Nous nous rendons dans une deuxième classe, parallèle à la première, où on a sélectionné les élèves plus forts ou qui ont déjà un certain acquis scolaire. Et, de fait, la classe est plus vivante, plus heureuse.
Mais je n’y remarque aucune originalité importante. Et la même constatation dans d'autres écoles m'a fortifié dans cette opinion que la pédagogie russe n'a pas fait grand chose encore pour améliorer, révolutionner l'enseignement à cet âge ingrat qui va jusqu‘à neuf ou dix ans. Simple constatation pour éclairer les collègues français qui, au contraire, sont contraints par les programmes de hâter outre mesure les principales acquisitions scolaires, par un enseignement trop souvent prématuré. Cette constatation ne diminue d'ailleurs en rien la valeur de l'effort russe dont on comprendra la portée ; elle en est du moins la caractéristique .

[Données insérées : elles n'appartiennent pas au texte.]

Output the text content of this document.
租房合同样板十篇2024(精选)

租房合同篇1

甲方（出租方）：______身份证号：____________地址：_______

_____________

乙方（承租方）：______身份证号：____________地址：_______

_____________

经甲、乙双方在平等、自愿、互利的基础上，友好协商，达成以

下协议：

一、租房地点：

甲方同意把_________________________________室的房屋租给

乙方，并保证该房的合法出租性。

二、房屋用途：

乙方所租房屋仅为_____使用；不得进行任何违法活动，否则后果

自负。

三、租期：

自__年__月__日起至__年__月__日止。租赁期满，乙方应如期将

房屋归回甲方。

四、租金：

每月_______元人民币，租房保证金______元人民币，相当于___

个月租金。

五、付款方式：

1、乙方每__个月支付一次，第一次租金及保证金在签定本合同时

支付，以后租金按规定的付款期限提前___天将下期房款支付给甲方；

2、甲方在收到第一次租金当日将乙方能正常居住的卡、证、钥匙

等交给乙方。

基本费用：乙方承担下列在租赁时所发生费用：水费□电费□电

A la classe de troisième année ( 10 ans) la physionomie change déjà. La classe est encore nombreuse ( 48 élèves), mais il y a là une maîtresse d'élite, formée par l'Académie communiste de Blondsky, qui dirige avec aisance tout son petit monde.
On vient de faire un diagramme. Boyer vous a dit la vogue mais aussi la portée de cette méthode nouvelle, où nous saisissons, matérialisée, la comparaison entre le nombre d'enfants : ayant passé leurs vacances en Crimée ( les moins nombreux, ou dans des camps de pionniers, ou restés en ville, ou, et ce sont les plus nombreux, étant allés dans les villages. Maintenant les élèves racontent à tour de rôle les bonnes journées passées au grand air. C'est très joli ce qu’ils racontent : en Crimée, les pionniers ont aidé aux paysans à faire la récolte ; il y avait dans la région un ancien château princier devenu aujourd’hui maison de repos pour les paysans. D'autres ont visité des sanatorias ; les plus heureux ont aidé à la vendange, et, bien entendu, ont mangé beaucoup de raisin.

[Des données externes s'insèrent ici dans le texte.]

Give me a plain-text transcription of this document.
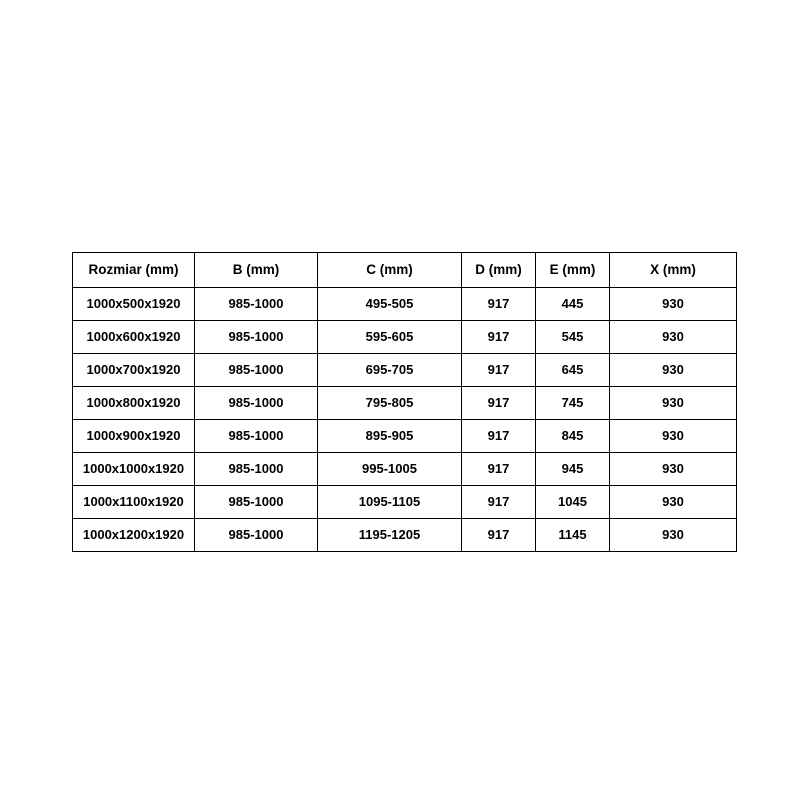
Rozmiar (mm)	B (mm)	C (mm)	D (mm)	E (mm)	X (mm)
1000x500x1920	985-1000	495-505	917	445	930
1000x600x1920	985-1000	595-605	917	545	930
1000x700x1920	985-1000	695-705	917	645	930
1000x800x1920	985-1000	795-805	917	745	930
1000x900x1920	985-1000	895-905	917	845	930
1000x1000x1920	985-1000	995-1005	917	945	930
1000x1100x1920	985-1000	1095-1105	917	1045	930
1000x1200x1920	985-1000	1195-1205	917	1145	930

Cette vie et cette joie nous font plaisir.
Dans une classe de 4ème année, aussi nombreuse, - garçons et filles naturellement - nous tombons en plein travail d'organisation scolaire du self-government. L'institutrice n'a pas l'air ni novatrice, ni bien révolutionnaire.
C'est une humble petite femme grisonnante, déjà ancienne dans le métier sans doute, et que la vie a débordée. Car l'élan des jeunes et les institutions nouvelles sont parfois plus forts que toutes les résistances « raisonnables »
Les élections ont été faites. On a déjà organisé le travail. Les tâches de la classe ont été réparties en diverses commissions, embryons de la vie de l'école. ( Voir l'énumération des 2 commissions nommées dans l'article de Boyer, E.E. n° 5).
Cette liste donne une idée des préoccupations nouvelles de ce petit monde d'élèves. Et ce n'est pas là une activité théorique, sur le papier. Nous avons pu nous convaincre nous-mêmes de l'intérêt que les élèves prennent au fonctionnement de ces commissions. Nous les avons interrogés longuement. C'était merveille, le naturel et la fermeté de leurs réponses. Et nous pensions que voilà déjà un grand bienfait de l'école d'avoir donné aux élèves cette confiance en eux et cette vie.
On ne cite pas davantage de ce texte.